Chapter 8. Creating Custom SQL Functions

Documentation

VoltDB Home » Documentation » Guide to Performance and Customization

Chapter 8. Creating Custom SQL Functions

VoltDB provides many built-in functions for use in SQL statements that are described in an appendix to the Using VoltDB manual. These built-in functions perform a variety of tasks, such as data conversion, string matching, geometric calculations, and so on.

There are two types of SQL functions: scalar functions and aggregate functions. A scalar function takes a set of arguments and produces a single result value. DATEADD() is an example of a scalar function that takes a timestamp, a value, and a unit type such as MINUTE or HOUR, and produces a value that represents the addition of the specified units to the input timestamp. An aggregate functions takes multiple values — a table column or expression — as part of a query and produces a value that aggregates the results from all of the input. MAX() is an example of a built-in aggregate function that calculates the maximum value of all the inputs associated with the query's constraints.

However, not all possible functions are built in and there may be cases where you have an application-specific function that needs to be performed repeatedly. Rather than writing code to perform the operation as part of the application or within a stored procedure, VoltDB lets you create and declare your own functions that can be invoked directly from within SQL queries and data manipulation statements just like built-in functions.

Just as there are two types of built-in functions, you can create two types of user-defined functions. For user-defined scalar functions, you write the function as a Java method that takes the specified input arguments and returns a single value. User-defined aggregate functions are slightly more complex. You create aggregate functions as a Java class with specific methods to initiate the function, collect and process the input values, and return the aggregated result.

In both cases, there are the same three steps to creating a user-defined function:

  1. Write the code to perform the function as a Java method (for scalar functions) or a Java class (for aggregate functions).

  2. Load the Java class that includes the user-defined function into the database.

  3. Declare the function using the CREATE FUNCTION or CREATE AGGREGATE FUNCTION statement, associating it to the Java class and/or method.

The following sections describe how to perform each of these tasks, as well as how to invoke the function in SQL statements once it has been declared.

8.1. Writing a User-Defined Scalar Function

You write user-defined scalar functions as Java methods. If you are creating multiple scalar functions, you can put them all in a single Java class or in separate Java classes. Whichever is most convenient for you and the management of your code base.

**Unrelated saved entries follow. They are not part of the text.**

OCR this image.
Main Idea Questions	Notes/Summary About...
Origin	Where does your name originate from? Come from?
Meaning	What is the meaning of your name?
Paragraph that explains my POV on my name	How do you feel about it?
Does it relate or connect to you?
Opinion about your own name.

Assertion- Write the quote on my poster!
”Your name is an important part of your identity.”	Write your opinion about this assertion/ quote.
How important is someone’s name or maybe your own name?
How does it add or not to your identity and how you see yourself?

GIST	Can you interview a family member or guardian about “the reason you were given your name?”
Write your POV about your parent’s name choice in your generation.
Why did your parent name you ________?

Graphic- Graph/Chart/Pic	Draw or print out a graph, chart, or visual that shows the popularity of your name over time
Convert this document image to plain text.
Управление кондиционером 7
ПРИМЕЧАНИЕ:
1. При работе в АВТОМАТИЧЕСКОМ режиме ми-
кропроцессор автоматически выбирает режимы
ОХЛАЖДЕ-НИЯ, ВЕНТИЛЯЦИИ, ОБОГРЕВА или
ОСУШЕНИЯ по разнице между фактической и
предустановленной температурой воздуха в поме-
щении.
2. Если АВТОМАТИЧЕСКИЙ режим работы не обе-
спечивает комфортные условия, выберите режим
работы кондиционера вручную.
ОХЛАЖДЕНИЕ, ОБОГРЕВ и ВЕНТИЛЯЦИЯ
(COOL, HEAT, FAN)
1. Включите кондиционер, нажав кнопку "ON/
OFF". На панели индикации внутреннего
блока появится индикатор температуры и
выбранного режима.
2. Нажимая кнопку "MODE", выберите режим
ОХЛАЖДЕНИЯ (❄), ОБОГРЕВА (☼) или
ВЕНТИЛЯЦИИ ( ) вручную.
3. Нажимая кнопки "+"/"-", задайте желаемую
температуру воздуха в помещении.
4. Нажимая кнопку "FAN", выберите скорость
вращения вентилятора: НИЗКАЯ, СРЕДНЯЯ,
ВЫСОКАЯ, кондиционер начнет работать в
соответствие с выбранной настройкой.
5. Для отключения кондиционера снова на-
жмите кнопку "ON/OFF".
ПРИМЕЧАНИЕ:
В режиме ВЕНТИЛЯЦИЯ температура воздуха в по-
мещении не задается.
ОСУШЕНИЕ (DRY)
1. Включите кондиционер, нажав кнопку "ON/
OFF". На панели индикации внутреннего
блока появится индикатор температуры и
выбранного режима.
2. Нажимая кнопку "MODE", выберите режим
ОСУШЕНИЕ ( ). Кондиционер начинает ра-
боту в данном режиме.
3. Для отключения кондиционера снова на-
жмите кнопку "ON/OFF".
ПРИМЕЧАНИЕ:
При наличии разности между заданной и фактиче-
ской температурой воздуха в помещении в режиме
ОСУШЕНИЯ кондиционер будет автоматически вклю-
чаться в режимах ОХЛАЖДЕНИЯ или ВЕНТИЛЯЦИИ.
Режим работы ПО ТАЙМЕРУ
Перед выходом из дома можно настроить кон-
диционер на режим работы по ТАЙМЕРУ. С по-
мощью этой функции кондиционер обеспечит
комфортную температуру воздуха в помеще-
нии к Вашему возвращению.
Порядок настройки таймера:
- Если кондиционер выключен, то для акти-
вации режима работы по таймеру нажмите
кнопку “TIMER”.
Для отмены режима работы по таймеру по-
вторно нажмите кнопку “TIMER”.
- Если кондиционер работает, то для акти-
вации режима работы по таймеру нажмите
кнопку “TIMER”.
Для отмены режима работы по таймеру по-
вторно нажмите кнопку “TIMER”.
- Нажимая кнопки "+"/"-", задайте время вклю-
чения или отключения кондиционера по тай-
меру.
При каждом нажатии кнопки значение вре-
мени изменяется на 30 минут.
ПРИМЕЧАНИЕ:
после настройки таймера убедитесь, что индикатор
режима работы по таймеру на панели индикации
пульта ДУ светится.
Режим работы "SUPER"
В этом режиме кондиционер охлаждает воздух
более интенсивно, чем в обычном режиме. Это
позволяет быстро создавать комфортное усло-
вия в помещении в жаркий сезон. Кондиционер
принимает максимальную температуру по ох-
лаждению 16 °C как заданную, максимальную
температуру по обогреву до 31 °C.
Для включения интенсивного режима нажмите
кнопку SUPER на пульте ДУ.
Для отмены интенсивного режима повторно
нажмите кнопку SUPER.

The number and datatypes of the method's parameters define the number and types of the function's arguments. For example, if you declare the method as having two parameters, a Java int and String, the function will have two arguments, a VoltDB INTEGER and a VARCHAR. Similarly, the return datatype of the method itself determines the datatype that the function returns.

Because user-defined functions are executable within SQL statements and stored procedures, the methods must obey the same rules concerning determinism as stored procedures. That is, avoid any actions that introduce values that may vary from one system to another, such as system time, random number generation, or I/O with indeterminate results. See the section on determinism in the Using VoltDB manual for details.

For example, say you need to convert distances from imperial or US units to metric measurements. You might define your function with two arguments: a floating-point value representing the measurement and a string unit identifying the units (such as "feet", "yards", or "miles"). So your Java source code would need to declare the method as accepting two parameters: a double and a String. It should also be declared as returning a double value.

package myapp.sql.functions;
import org.voltdb.*;
public class Conversion {
 
  public double us2metric( double value, String units )
                throws VoltAbortException {

Note the method is declared as throwing a VoltAbortException. This is useful for error handling. By throwing a VoltAbortException, it is possible for the function to handle errors gracefully and notify the VoltDB runtime to rollback the current transaction. For example, the first step in the method might be to validate the input and make sure the units argument has a known value:

units = units.toUpperCase().trim();
if (!units.equals("FEET") && 
    !units.equals("YARDS") && 
    !units.equals("MILES") ) 
    throw new VoltAbortException("Unrecognized selector.");

The bulk of the method will focus on performing the actual task the function is designed for. The key point is to make sure it returns the appropriate datatype object that correlates to the VoltDB datatype you want the function to return in the SQL statement. In the previous example, the method is declared as returning a double, which matches the VoltDB FLOAT type. See the appendix on Datatype compatibility in the Using VoltDB manual for details on the mapping of Java and VoltDB datatypes. But, in brief, the mapping of Java to VoltDB datatypes is as follows:

byte or Byte → TINYINT
short or Short → SMALLINT
int or Integer → INTEGER
long or Long → BIGINT
double or Double → FLOAT
BigDecimal → DECIMAL
String → VARCHAR
byte[] or Byte[] → VARBINARY

You can define parameters for VoltDB-specific datatypes by using the object types included in the VoltDB Java packages. For example:

org.voltdb.types.GeographyValue → GEOGRAPHY
org.voltdb.types.GeographyPointValue → GEOGRAPHY_POINT
org.voltdb.types.TimestampType → TIMESTAMP